Первая встреча этого «демона» с новоприбывшим «ангелом» состоялась при следующих обстоятельствах: вечером королева привела Фаринелли в смежную со спальней короля комнату и попросила спеть. Эффект превзошел все ожидания. Филипп, прежде ни в чем не находивший утешения, буквально просиял: его искаженное лицо смягчилось, он улыбнулся, позвал к себе Фаринелли и сразу предложил в награду за только что испытанное огромное наслаждение все, что тот пожелает. Певец попросил лишь об одном: пусть его величество встанет с постели, побреет бороду и снова займет подобающее ему место главы государства.
Так Карло постепенно превратился в главное лекарство монарха. Каждое утро (кроме тех дней, когда назавтра ему предстояло причащаться) король говорил Фаринелли, что вечером ждет его у себя, и сразу после обеда тот приходил провести с Филиппом Пятым долгие вечерние часы в беседе, пении, игре на клавикордах, а иногда и в молитве. На протяжении долгих недель Фаринелли каждый вечер пел королю одни и те же арии, всего четыре или пять, что лишний раз подчеркивало волшебные и сверхъестественные свойства голоса Фаринелли, так как на самом деле репертуар его был огромен, а главное, он был гениальным импровизатором и мог по собственному вкусу орнаментировать любое произведение.
Притом во время этих ежедневных встреч король наслаждался не только искусством певца, но и обществом задушевного друга, который и сам готов был слушать и понимать. Происшедшая с королем метаморфоза произвела в нем самые глубокие изменения: у него появился вкус к жизни, он стал обнаруживать что-то вроде веселости, подписывал все подносимые ему на подпись документы. Подписывал, не читая, но, по крайней мере, делалось ясно, что король в Испании все еще имеется. Фаринелли монарх доверял слепо, всецело полагаясь на его рассудительность, великодушие и тонкое дипломатическое чутье.
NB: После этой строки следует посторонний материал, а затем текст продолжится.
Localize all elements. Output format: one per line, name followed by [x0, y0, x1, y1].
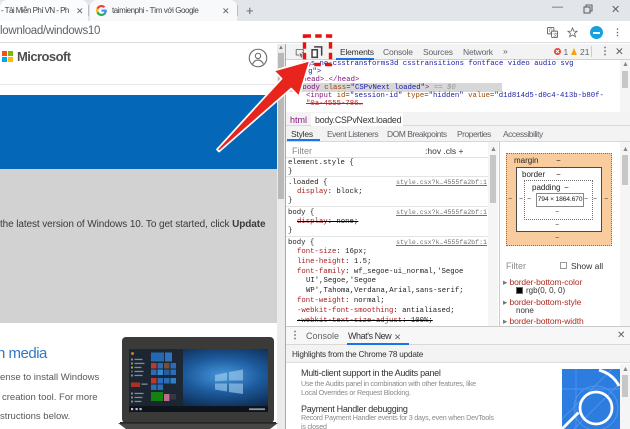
svg-text:文: 文 — [553, 31, 558, 38]
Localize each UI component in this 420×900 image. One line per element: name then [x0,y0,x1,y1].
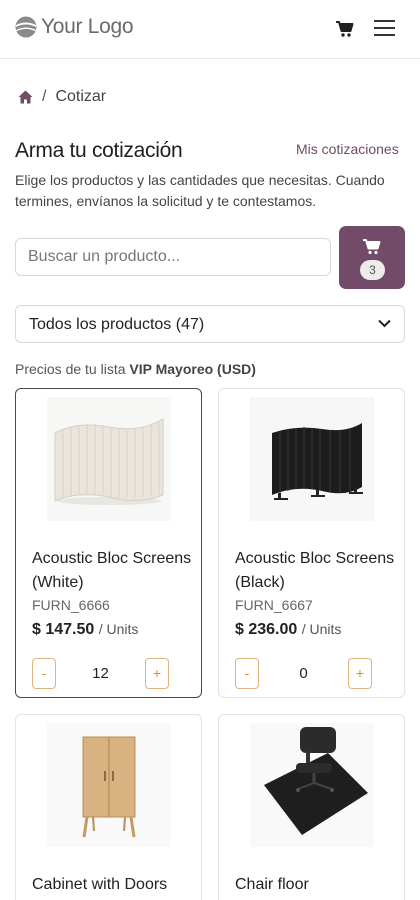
product-card[interactable]: Chair floor [218,714,405,900]
navbar: Your Logo [0,0,420,59]
pricelist-info: Precios de tu lista VIP Mayoreo (USD) [15,361,256,377]
hamburger-menu-icon[interactable] [374,20,396,40]
increase-qty-button[interactable]: + [145,658,169,689]
product-code: FURN_6666 [32,597,110,613]
quantity-value[interactable]: 0 [259,658,348,689]
chevron-down-icon [378,319,391,328]
cart-icon [363,239,381,255]
product-name[interactable]: Chair floor [235,873,395,897]
product-card[interactable]: Cabinet with Doors [15,714,202,900]
product-price: $ 147.50 / Units [32,621,138,639]
logo-mark-icon [15,16,37,38]
white-acoustic-screen-image [47,397,171,521]
home-icon[interactable] [18,90,33,104]
breadcrumb: / Cotizar [18,88,106,106]
cart-button[interactable]: 3 [339,226,405,289]
category-select[interactable]: Todos los productos (47) [15,305,405,343]
pricelist-prefix: Precios de tu lista [15,361,126,377]
product-name[interactable]: Acoustic Bloc Screens (Black) [235,547,395,595]
cart-count-badge: 3 [360,260,385,280]
product-name[interactable]: Acoustic Bloc Screens (White) [32,547,192,595]
product-code: FURN_6667 [235,597,313,613]
pricelist-name: VIP Mayoreo (USD) [129,361,256,377]
category-select-value: Todos los productos (47) [29,316,205,333]
page-title: Arma tu cotización [15,139,183,162]
quantity-value[interactable]: 12 [56,658,145,689]
quantity-stepper: - 12 + [32,658,172,689]
breadcrumb-current: Cotizar [55,88,107,105]
decrease-qty-button[interactable]: - [235,658,259,689]
quantity-stepper: - 0 + [235,658,375,689]
increase-qty-button[interactable]: + [348,658,372,689]
product-name[interactable]: Cabinet with Doors [32,873,192,897]
product-unit: / Units [301,621,342,637]
my-quotes-link[interactable]: Mis cotizaciones [296,141,399,157]
product-card[interactable]: Acoustic Bloc Screens (White) FURN_6666 … [15,388,202,698]
product-price: $ 236.00 / Units [235,621,341,639]
black-acoustic-screen-image [250,397,374,521]
decrease-qty-button[interactable]: - [32,658,56,689]
product-price-value: $ 236.00 [235,621,298,638]
product-unit: / Units [98,621,139,637]
breadcrumb-separator: / [42,88,47,105]
logo[interactable]: Your Logo [15,15,134,39]
logo-text: Your Logo [41,15,134,38]
chair-floor-mat-image [250,723,374,847]
wooden-cabinet-image [47,723,171,847]
page-description: Elige los productos y las cantidades que… [15,172,385,209]
cart-icon[interactable] [336,20,356,40]
product-card[interactable]: Acoustic Bloc Screens (Black) FURN_6667 … [218,388,405,698]
product-price-value: $ 147.50 [32,621,95,638]
search-input[interactable] [15,238,331,276]
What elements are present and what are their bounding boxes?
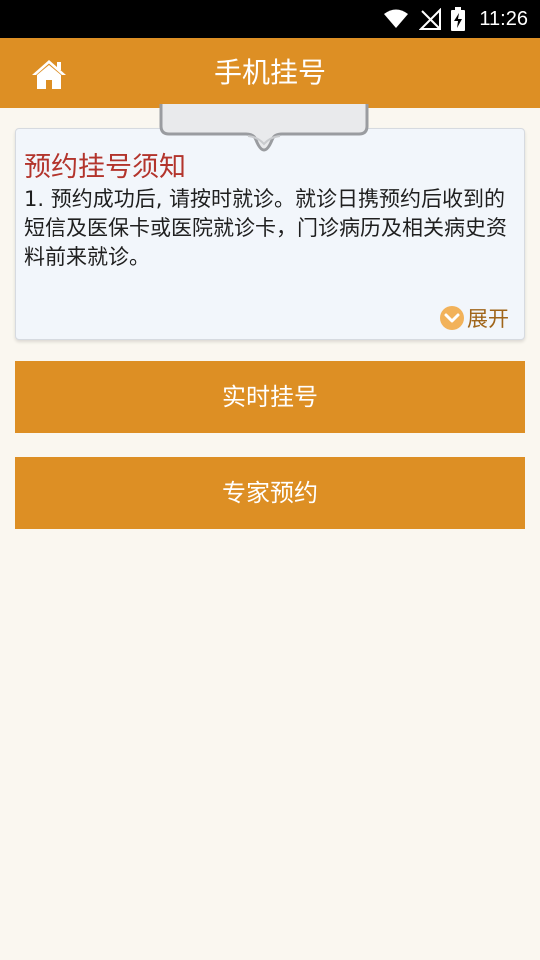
realtime-registration-button[interactable]: 实时挂号 bbox=[15, 361, 525, 433]
expand-button[interactable]: 展开 bbox=[439, 303, 509, 333]
chevron-down-circle-icon bbox=[439, 305, 465, 331]
no-signal-icon bbox=[419, 8, 442, 30]
expand-label: 展开 bbox=[467, 307, 509, 331]
wifi-icon bbox=[383, 9, 409, 29]
expert-appointment-button[interactable]: 专家预约 bbox=[15, 457, 525, 529]
app-bar: 手机挂号 bbox=[0, 38, 540, 108]
status-bar: 11:26 bbox=[0, 0, 540, 38]
clipboard-clip bbox=[158, 104, 370, 154]
page-title: 手机挂号 bbox=[213, 56, 326, 89]
battery-charging-icon bbox=[451, 7, 466, 31]
status-time: 11:26 bbox=[479, 7, 528, 30]
notice-body: 1. 预约成功后, 请按时就诊。就诊日携预约后收到的短信及医保卡或医院就诊卡，门… bbox=[24, 187, 507, 269]
status-icons: 11:26 bbox=[383, 0, 528, 38]
notice-card: 预约挂号须知 1. 预约成功后, 请按时就诊。就诊日携预约后收到的短信及医保卡或… bbox=[15, 128, 525, 340]
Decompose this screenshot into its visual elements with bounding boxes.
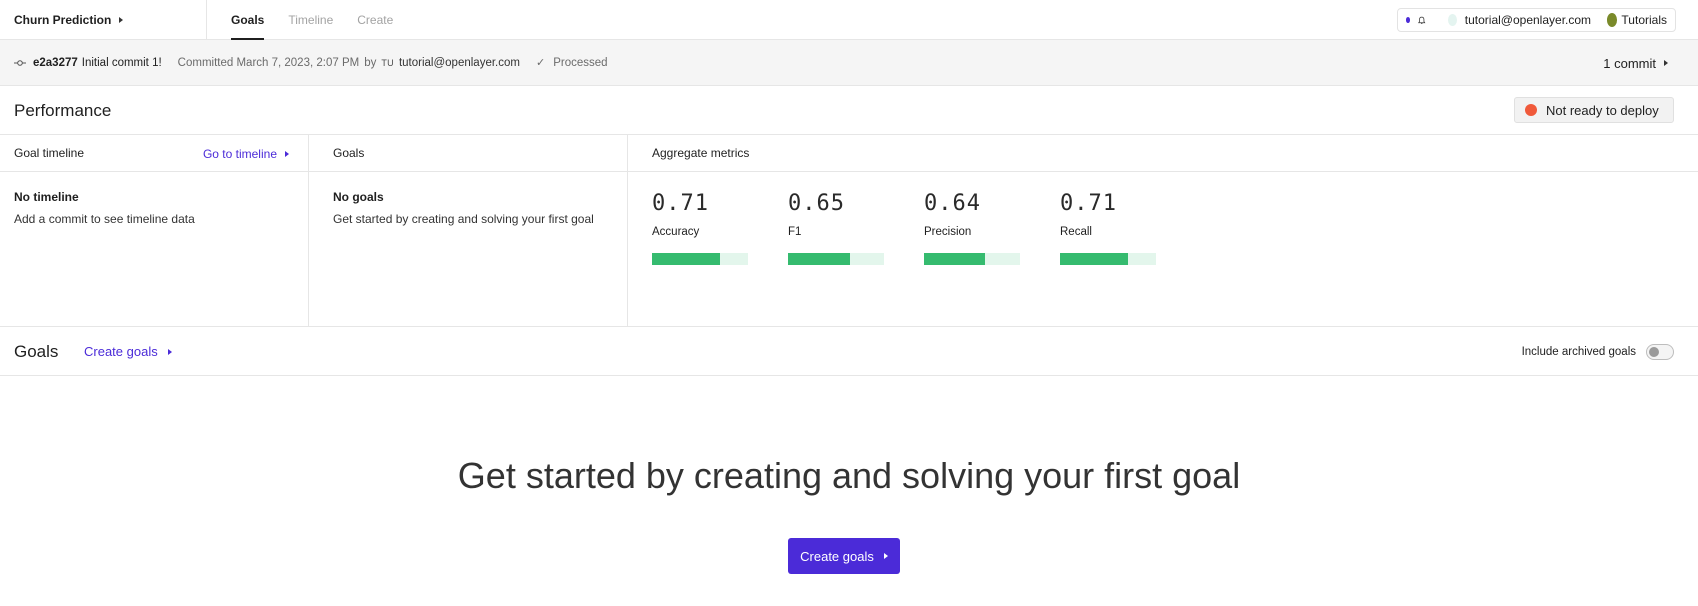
go-to-timeline-label: Go to timeline [202, 146, 277, 161]
metric-f1: 0.65 F1 [788, 191, 884, 265]
bell-icon[interactable] [1418, 15, 1426, 26]
empty-subtitle: Get started by creating and solving your… [333, 212, 594, 226]
metric-recall: 0.71 Recall [1060, 191, 1156, 265]
metric-value: 0.71 [1060, 191, 1117, 216]
create-goals-label: Create goals [84, 344, 158, 359]
goal-timeline-panel: Goal timeline Go to timeline No timeline… [0, 135, 309, 327]
metric-precision: 0.64 Precision [924, 191, 1020, 265]
metric-label: F1 [788, 226, 802, 238]
goals-title: Goals [14, 341, 59, 361]
deploy-status-label: Not ready to deploy [1546, 102, 1659, 118]
project-tabs: Goals Timeline Create [231, 0, 393, 40]
metric-value: 0.71 [652, 191, 709, 216]
goals-panel: Goals No goals Get started by creating a… [308, 135, 628, 327]
metric-accuracy: 0.71 Accuracy [652, 191, 748, 265]
aggregate-metrics-panel: Aggregate metrics 0.71 Accuracy 0.65 F1 … [627, 135, 1698, 327]
commits-count: 1 commit [1603, 55, 1656, 71]
metric-value: 0.65 [788, 191, 845, 216]
caret-right-icon [167, 348, 172, 355]
tab-goals[interactable]: Goals [231, 0, 265, 40]
commit-status: Processed [553, 56, 608, 69]
caret-right-icon [119, 17, 124, 23]
caret-right-icon [883, 553, 888, 559]
commit-date: Committed March 7, 2023, 2:07 PM [177, 56, 360, 69]
metric-bar [924, 253, 1020, 265]
top-navbar: Churn Prediction Goals Timeline Create t… [0, 0, 1698, 40]
notification-dot-icon [1406, 17, 1411, 23]
metric-label: Accuracy [652, 226, 700, 238]
user-email[interactable]: tutorial@openlayer.com [1465, 13, 1591, 27]
project-name: Churn Prediction [14, 13, 112, 27]
author-initials: TU [381, 57, 394, 68]
performance-title: Performance [14, 100, 112, 120]
metric-label: Precision [924, 226, 972, 238]
status-dot-icon [1525, 104, 1537, 116]
metric-bar-fill [924, 253, 986, 265]
panel-title: Goal timeline [14, 146, 85, 160]
metric-bar-fill [1060, 253, 1129, 265]
go-to-timeline-link[interactable]: Go to timeline [203, 135, 289, 172]
create-goals-button[interactable]: Create goals [788, 538, 900, 574]
metric-bar [652, 253, 748, 265]
performance-header: Performance Not ready to deploy [0, 86, 1698, 135]
metrics-row: 0.71 Accuracy 0.65 F1 0.64 Precision 0.7… [652, 191, 1156, 265]
empty-title: No timeline [14, 190, 79, 204]
workspace-name[interactable]: Tutorials [1621, 13, 1667, 27]
include-archived-toggle[interactable] [1646, 343, 1674, 360]
commit-by-label: by [364, 56, 377, 69]
user-menu[interactable]: tutorial@openlayer.com Tutorials [1397, 8, 1676, 32]
commit-icon [14, 59, 26, 66]
commit-hash: e2a3277 [33, 56, 78, 69]
toggle-knob [1649, 346, 1659, 357]
create-goals-link[interactable]: Create goals [84, 327, 172, 376]
user-avatar [1447, 14, 1457, 26]
goals-header: Goals Create goals Include archived goal… [0, 327, 1698, 376]
caret-right-icon [1664, 60, 1668, 66]
metric-bar-fill [788, 253, 851, 265]
empty-state-heading: Get started by creating and solving your… [457, 455, 1241, 496]
workspace-avatar [1607, 13, 1618, 27]
metric-bar [1060, 253, 1156, 265]
panel-title: Aggregate metrics [652, 146, 750, 160]
metric-label: Recall [1060, 226, 1092, 238]
performance-panels: Goal timeline Go to timeline No timeline… [0, 135, 1698, 327]
tab-timeline[interactable]: Timeline [288, 0, 333, 40]
empty-subtitle: Add a commit to see timeline data [14, 212, 195, 226]
commit-author: tutorial@openlayer.com [398, 56, 520, 69]
include-archived: Include archived goals [1522, 327, 1674, 376]
commits-link[interactable]: 1 commit [1603, 40, 1668, 86]
empty-title: No goals [333, 190, 384, 204]
include-archived-label: Include archived goals [1521, 345, 1636, 358]
project-selector[interactable]: Churn Prediction [14, 0, 124, 40]
divider [206, 0, 207, 40]
panel-title: Goals [333, 146, 365, 160]
check-icon: ✓ [535, 57, 546, 69]
caret-right-icon [285, 150, 289, 157]
metric-bar-fill [652, 253, 721, 265]
metric-bar [788, 253, 884, 265]
create-goals-button-label: Create goals [800, 548, 874, 564]
tab-create[interactable]: Create [357, 0, 393, 40]
commit-message: Initial commit 1! [81, 56, 162, 69]
metric-value: 0.64 [924, 191, 981, 216]
commit-bar: e2a3277 Initial commit 1! Committed Marc… [0, 40, 1698, 86]
deploy-status-badge: Not ready to deploy [1514, 97, 1674, 123]
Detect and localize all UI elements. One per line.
Певец буквально ни на шаг не отходил от Филиппа, изо всех сил стараясь побороть его меланхолию, хотя совершенно предупредить ее приступы, конечно, не мог, как не мог предупредить и припадки безумия. Между тем рецидивы случались все чаще, иногда король поднимался с постели лишь в два часа пополудни и только, чтобы поесть или половить рыбу, а иногда даже пытался сесть верхом на вытканную на гобелене лошадь.
Карло поддерживал отличные отношения с наследниками Филиппа: Фердинандом Шестым и Барбарой де Браганца ― самой любезной и любящей четой во всем королевстве.
Все вокруг говорили о неподкупности Фаринелли. Невозможно сосчитать, сколько раз пытались дать взятку человеку, ежедневно проводившему время с глазу на глаз с королевской семьей! Так, Людовик Пятнадцатый неоднократно предлагал ему через своих послов весьма значительные суммы за передачу информации, а несколько влиятельных сановников уговаривали его принять должность вице-короля Перу, опять же, с весьма значительным денежным вознаграждением. Все это было пустой тратой времени, ибо певец от души презирал любые почести, а особенно сопровождающиеся денежными выгодами: когда один испанский вельможа прислал ему в надежде на услугу ларец золота, он вернул подарок так поспешно, что даже не успел узнать, о какой услуге шла речь. Фаринелли жил в Испании не по своей воле и не для своего удовольствия, но услуги, оказываемые королевской семье, приносили ему больше радости, чем блестящая театральная карьера. Риккардо день и ночь корпел над своей оперой. Теперь он уже не мог жаловаться на то, что Карло отнимает у него все время.
Королевский театр в Лондоне меня не поразил: слишком много было здесь пафоса и чопорности. Артистов публика принимала совершенно не так, как это было в итальянских театрах, где любимцев вызывали традиционно по три раза и буквально топили в цветах, овации длились как минимум по полчаса. Здесь все было иначе, а по-другому и быть не могло. Те, кого я видела здесь, не стоили и десятой доли таланта Фаринелли. Но опера оставалась для меня глотком прошлой жизни, и не дышать этим воздухом я не могла. Благодаря тетушке Маргарет у меня была своя собственная ложа, которую мне не приходилось ни с кем делить.